Paul Delanoue justifie donc le changement de stratégie par la profonde modification des conditions de la lutte. Mais loin de souligner le nouveau consensus dont bénéficie la laïcité de l’Etat, qui manifeste la victoire du projet républicain, il pronostique au contraire le ralliement de la bourgeoisie à un nouveau cléricalisme. Cet échafaudage historique manque donc de pertinence, et ne permet pas à Delanoue de convaincre au-delà des rangs « unitaires ». Son but est de présenter la laïcité comme l’un « des aspects du combat pour une nouvelle démocratie où le travail aura un rôle déterminant. » Autrement dit, il place la bataille laïque comme un élément d’une offensive d’ensemble pour un régime socialiste en France, objectif du PCF. La majorité des instituteurs n’accepte pas cette instrumentalisation partidaire de ses convictions laïques, d’autant qu’elle soutient électoralement d’autres partis de gauche, la SFIO et les radicaux.

Le retour au laïcisme promu par Clément Durand

La majorité réformiste du SNI ne pouvait tolérer longtemps un tel changement de discours sur une question identitaire [17]. Elle choisit le durcissement. A partir de janvier 1946, Delanoue perd la responsabilité des questions laïques, remplacé d’abord par Jean-Auguste Senèze, puis en septembre 1946 par Clément Durand, jeune dirigeant majoritaire. Celui-ci renoue complètement avec la tradition anticléricale du SNI :
« Sous prétexte de garder à Dieu tous ses enfants, l’Eglise n’hésite pas à vouloir imprimer à la cire molle de leurs jeunes cerveaux une empreinte indélébile. Face à de telles exigences, nous sommes les véritables défenseurs de la liberté » [18].
D’autres déclarations indiquent la différence de ton avec Delanoue, attestant d’un certain sectarisme laïque. Clément Durand évoque un « fanatisme odieux » de l’Eglise catholique [19]. Ce style plus offensif témoigne du coup d’arrêt mis à la recherche d’une adaptation du combat laïque à une conjoncture bien différente de celle prévalant du temps de Jules Ferry. Durand prophétise : « nous nous acheminons peu à peu vers une nouvelle forme de religion d’Etat » [20].
La conception de la laïcité promue par le SNI se signale par son intransigeance. Elle refuse toute place dans l’Ecole Publique, non seulement à l’Eglise en tant qu’institution, mais également aux instituteurs catholiques, suspects non pour leur comportement, mais simplement pour leurs convictions.

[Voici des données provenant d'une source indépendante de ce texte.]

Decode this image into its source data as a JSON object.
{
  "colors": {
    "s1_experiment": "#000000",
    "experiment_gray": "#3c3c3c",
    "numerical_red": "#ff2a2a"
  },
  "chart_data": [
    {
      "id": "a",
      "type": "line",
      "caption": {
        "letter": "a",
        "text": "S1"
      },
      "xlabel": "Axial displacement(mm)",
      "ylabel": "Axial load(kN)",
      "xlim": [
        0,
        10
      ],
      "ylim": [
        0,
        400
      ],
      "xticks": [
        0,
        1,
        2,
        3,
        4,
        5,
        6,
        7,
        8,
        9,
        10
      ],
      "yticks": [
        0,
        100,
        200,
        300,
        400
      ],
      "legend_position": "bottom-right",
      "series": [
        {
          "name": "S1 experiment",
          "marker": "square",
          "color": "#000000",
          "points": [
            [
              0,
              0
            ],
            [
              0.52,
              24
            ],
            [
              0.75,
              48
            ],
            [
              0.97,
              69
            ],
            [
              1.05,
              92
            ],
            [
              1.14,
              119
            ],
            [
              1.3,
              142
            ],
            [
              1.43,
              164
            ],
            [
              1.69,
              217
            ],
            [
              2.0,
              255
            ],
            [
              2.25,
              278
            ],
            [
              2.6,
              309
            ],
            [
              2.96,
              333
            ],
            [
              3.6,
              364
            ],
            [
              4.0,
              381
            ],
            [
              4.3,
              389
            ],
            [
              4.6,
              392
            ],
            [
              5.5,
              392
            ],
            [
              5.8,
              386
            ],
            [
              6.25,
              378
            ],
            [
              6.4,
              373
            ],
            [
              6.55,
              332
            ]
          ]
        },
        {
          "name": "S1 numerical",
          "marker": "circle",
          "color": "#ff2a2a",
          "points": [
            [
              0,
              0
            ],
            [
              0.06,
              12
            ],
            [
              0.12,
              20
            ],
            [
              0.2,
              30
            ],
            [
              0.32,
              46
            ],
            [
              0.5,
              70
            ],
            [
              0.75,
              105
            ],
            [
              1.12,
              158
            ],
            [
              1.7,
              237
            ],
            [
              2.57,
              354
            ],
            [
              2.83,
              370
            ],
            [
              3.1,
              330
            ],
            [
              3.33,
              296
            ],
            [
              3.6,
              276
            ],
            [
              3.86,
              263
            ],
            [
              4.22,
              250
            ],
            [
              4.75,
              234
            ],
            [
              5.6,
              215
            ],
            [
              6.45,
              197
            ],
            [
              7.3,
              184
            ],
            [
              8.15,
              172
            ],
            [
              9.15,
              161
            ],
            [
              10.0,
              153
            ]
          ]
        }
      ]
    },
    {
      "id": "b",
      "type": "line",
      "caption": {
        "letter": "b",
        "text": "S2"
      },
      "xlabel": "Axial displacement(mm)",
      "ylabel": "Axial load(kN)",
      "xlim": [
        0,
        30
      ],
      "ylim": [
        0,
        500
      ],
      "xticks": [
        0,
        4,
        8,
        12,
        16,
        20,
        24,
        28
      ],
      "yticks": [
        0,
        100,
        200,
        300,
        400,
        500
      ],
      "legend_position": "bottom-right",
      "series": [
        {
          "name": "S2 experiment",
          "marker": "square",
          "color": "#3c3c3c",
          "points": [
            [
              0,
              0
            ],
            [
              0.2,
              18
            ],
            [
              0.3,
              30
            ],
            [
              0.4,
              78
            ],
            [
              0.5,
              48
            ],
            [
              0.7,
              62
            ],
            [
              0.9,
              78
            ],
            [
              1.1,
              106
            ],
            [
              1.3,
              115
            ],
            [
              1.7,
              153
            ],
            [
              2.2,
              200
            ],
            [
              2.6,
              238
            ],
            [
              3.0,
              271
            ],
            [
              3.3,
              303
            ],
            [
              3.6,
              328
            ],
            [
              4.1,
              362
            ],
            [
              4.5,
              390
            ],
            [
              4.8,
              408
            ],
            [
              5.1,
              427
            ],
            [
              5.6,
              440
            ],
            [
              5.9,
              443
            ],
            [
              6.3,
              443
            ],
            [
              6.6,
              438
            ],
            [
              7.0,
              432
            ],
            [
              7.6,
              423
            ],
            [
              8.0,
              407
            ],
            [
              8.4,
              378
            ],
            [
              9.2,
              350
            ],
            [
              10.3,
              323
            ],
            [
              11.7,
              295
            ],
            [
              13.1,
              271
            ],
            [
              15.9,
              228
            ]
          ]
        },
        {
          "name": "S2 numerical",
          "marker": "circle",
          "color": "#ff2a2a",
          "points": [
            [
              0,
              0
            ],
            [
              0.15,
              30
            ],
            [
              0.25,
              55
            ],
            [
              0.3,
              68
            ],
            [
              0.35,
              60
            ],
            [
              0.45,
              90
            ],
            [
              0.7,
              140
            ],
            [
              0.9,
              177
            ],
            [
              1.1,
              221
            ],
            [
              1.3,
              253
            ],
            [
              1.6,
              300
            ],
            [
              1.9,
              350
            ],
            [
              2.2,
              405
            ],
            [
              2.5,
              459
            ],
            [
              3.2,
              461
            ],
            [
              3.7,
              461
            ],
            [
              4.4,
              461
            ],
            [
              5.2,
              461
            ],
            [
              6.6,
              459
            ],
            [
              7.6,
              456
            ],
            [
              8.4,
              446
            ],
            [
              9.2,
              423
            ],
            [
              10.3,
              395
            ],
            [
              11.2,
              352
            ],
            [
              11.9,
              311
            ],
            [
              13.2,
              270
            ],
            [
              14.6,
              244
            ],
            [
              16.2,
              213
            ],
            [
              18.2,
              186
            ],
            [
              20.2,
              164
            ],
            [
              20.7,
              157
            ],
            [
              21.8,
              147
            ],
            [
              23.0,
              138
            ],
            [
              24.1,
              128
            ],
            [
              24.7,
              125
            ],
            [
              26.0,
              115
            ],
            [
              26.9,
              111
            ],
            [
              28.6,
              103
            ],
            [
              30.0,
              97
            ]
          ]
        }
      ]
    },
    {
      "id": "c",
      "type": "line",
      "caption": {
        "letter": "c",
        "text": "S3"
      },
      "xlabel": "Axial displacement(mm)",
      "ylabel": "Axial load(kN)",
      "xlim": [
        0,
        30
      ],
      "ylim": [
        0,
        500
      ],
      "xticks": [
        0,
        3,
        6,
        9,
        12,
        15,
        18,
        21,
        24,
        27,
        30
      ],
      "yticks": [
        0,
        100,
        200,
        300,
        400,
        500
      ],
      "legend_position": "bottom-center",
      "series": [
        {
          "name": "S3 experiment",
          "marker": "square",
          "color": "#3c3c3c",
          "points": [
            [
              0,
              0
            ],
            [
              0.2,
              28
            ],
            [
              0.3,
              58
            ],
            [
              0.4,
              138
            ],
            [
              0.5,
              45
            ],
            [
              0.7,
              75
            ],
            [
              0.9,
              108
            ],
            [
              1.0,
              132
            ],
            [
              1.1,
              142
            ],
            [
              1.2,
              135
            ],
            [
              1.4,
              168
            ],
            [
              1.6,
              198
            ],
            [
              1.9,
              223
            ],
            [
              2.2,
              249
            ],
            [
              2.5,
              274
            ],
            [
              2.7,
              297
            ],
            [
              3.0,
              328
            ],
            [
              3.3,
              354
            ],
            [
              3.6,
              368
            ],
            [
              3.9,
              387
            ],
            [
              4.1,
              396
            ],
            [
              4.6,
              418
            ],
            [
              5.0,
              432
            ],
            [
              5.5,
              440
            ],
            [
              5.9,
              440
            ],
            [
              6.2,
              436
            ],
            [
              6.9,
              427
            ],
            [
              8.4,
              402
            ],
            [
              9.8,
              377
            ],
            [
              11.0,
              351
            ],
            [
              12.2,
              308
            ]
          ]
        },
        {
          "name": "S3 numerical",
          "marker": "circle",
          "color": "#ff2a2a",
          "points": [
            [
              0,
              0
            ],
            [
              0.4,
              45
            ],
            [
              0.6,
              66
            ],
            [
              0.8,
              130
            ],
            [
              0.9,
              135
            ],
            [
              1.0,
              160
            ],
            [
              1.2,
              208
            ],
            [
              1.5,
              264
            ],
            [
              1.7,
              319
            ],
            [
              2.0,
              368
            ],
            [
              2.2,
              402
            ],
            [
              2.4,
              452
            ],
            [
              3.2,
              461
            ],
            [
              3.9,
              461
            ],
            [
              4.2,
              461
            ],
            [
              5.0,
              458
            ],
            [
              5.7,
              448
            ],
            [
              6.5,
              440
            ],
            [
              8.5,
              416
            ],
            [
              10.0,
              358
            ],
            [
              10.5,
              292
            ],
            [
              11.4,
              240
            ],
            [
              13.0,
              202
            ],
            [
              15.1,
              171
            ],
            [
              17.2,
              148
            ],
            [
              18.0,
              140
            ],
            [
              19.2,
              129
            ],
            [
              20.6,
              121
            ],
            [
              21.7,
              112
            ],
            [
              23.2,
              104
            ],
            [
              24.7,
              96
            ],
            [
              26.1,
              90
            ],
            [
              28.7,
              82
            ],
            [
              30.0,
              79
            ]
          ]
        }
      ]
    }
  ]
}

Clément Durand stigmatise le « travail de termites particulièrement dangereux » de la Jeunesse Etudiante Chrétienne (JEC) « à l’intérieur des écoles normales ». Pour lui, « l’existence d’une activité cléricale souterraine particulièrement habile » produit de « singulières institutrices laïques », qui constituent un danger pour l’école publique [21]. Pour répondre aux accusations catholiques de « sectarisme rémanent », il tente de nuancer son propos quelques mois plus tard, en évoquant l’existence « dans tous les départements » d’« instituteurs (…) qui vont régulièrement à la messe et qui, cependant, sont bien notés par leurs chefs. » Mais il explique que si dans « certaines régions, où la concurrence entre les deux écoles est particulièrement âpre », « les maîtres non-pratiquants ne sympathisent pas avec ces collègues », « cette attitude de réserve compréhensible » est la simple « conséquence » de cette compétition [22]. Le syndicat légitime donc la mise à l’écart de collègues à cause de leur foi, sans disposer d’éléments sur le contenu de leur enseignement [23]. Cette entorse à la liberté de conscience, « fondement même de la laïcité scolaire » selon Jean-François Chanet [24], ne fait qu’accentuer le décalage avec l’évolution de l’Eglise, qui reconnaît désormais la valeur de ce principe.

L’inflexion du débat provoqué par la guerre froide

A partir de 1948, la crispation du débat politique provoquée par l’entrée de la France dans la guerre froide modifie profondément la situation. Désormais, les unitaires, ulcérés par le départ de la Fédération de l’Education Nationale (FEN [25]) de la CGT, vont utiliser la question laïque comme d’un atout dans les polémiques internes.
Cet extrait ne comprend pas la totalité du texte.